The economic reality in the country, over the years, has influenced the number of the religious organisations in the country. There are no official numbers from the Bureau of Statistics, but a casual stroll through urban areas in the South will reveal just as many Churches as there are big businesses employing and paying labour. After registration with the Corporate Affairs Commission, a tax-exempt status means all the wealth that can potentially accrue through daily services, crusades and appreciations for miracles, are for the Daddy and Mummy to determine its fate.

For the “mushroom” religious centres, unemployment and underemployment have their roles in turning the minds of individuals and couples towards something more instantaneously lucrative. Anyone with a fair smack of English, who terminates a sequence of three sentences with rhyming words, and knows a few passages of the Bible, can really start a Church; to quote Joy Isi-Bewaji’s now ubiquitously controversial piece, it really doesn’t take a calling nowadays.

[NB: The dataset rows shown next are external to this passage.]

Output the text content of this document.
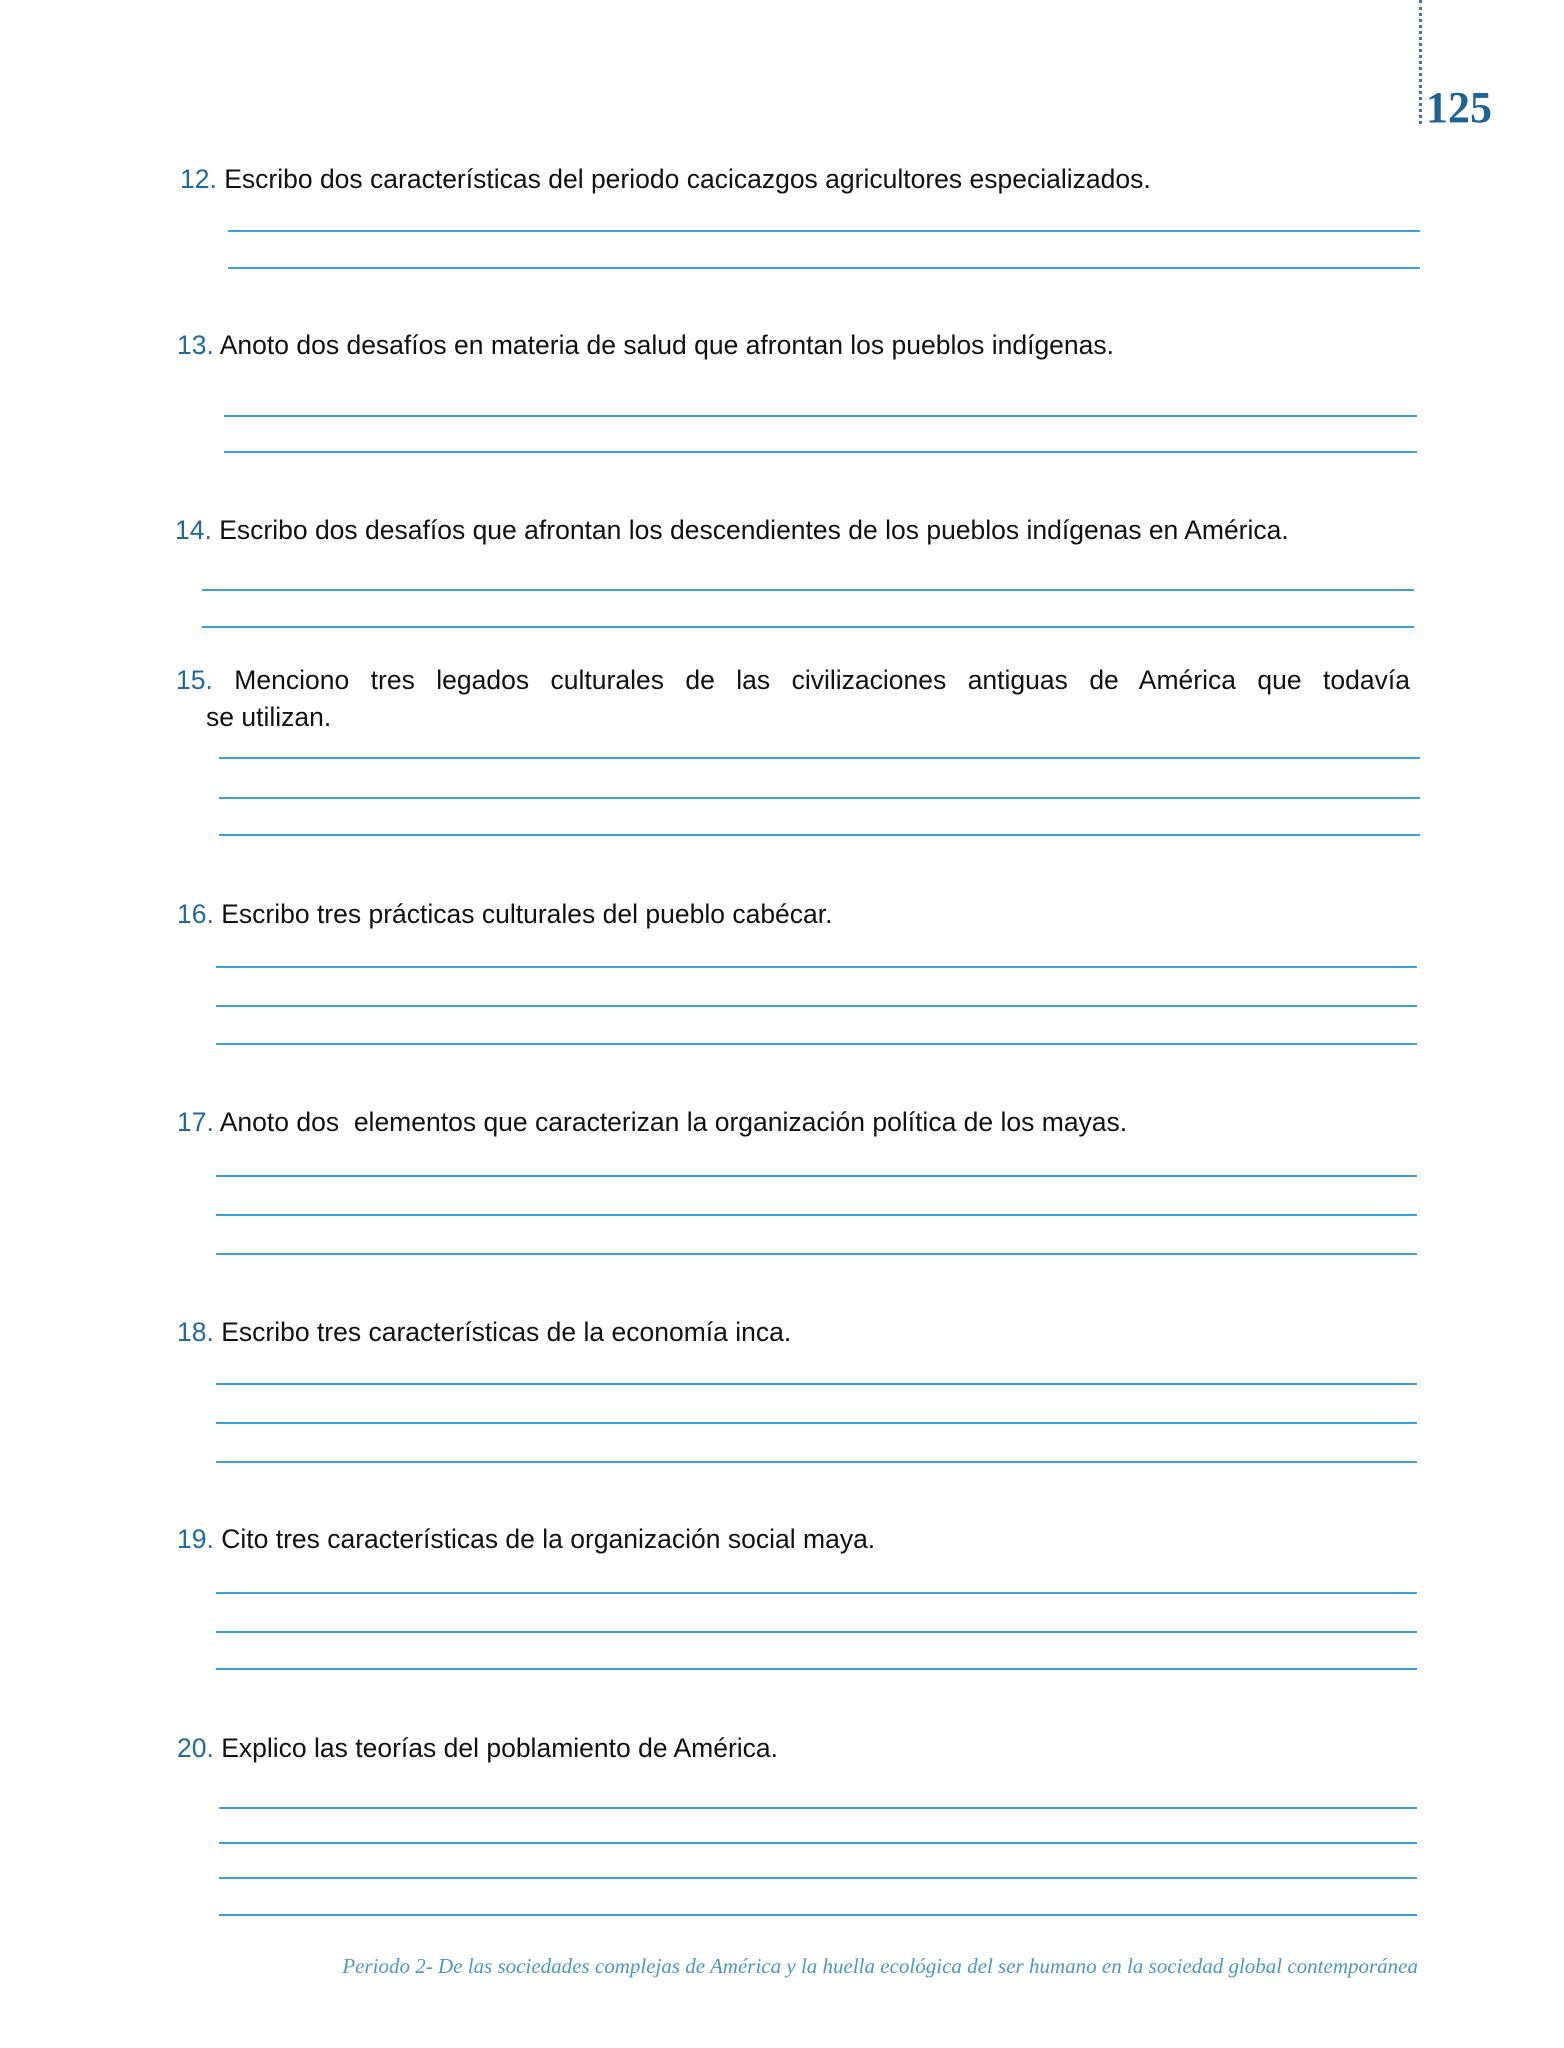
125
12. Escribo dos características del periodo cacicazgos agricultores especializados.
13. Anoto dos desafíos en materia de salud que afrontan los pueblos indígenas.
14. Escribo dos desafíos que afrontan los descendientes de los pueblos indígenas en América.
15. Menciono tres legados culturales de las civilizaciones antiguas de América que todavía
se utilizan.
16. Escribo tres prácticas culturales del pueblo cabécar.
17. Anoto dos  elementos que caracterizan la organización política de los mayas.
18. Escribo tres características de la economía inca.
19. Cito tres características de la organización social maya.
20. Explico las teorías del poblamiento de América.
Periodo 2- De las sociedades complejas de América y la huella ecológica del ser humano en la sociedad global contemporánea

But it is not in these MSME Churches that ‘Big Corrupt Men’ hide their spoils, is it? Nigeria is witnessing the advent of mega-Churches in its big cities, especially Abuja and Lagos, not minding that these mega-cities have slums in them from which helpless communities are being driven away like destitute. It is really in these places that the big bucks flow, where foreign tongue-twisting ministers are flown in every weekend to inspire the people to turn up for the Lord.

In that Father’s Day address, Prof Osinbajo had said that Churches should start telling corrupt people that “we will not accept you here”, but has he not noticed that the byline for many is actually “come as you are”? Though the centrality of their stated missions are more about service to God and through which service to humanity flows, it has been the recent tradition to equate the comfort of the present life to alignment with the Divine purpose. And generally speaking, people will go where they are accepted for what they are, appreciated for what they have, and can use what they have to meet people of influence.

So who and what are the enablers of Church Corruption?

The dire straits of the economy, which lead many to seek alternatives, or the deviation of purpose by the Church leaders, who seem more interested in having an ensemble cast concert-like congregations than running places of worship?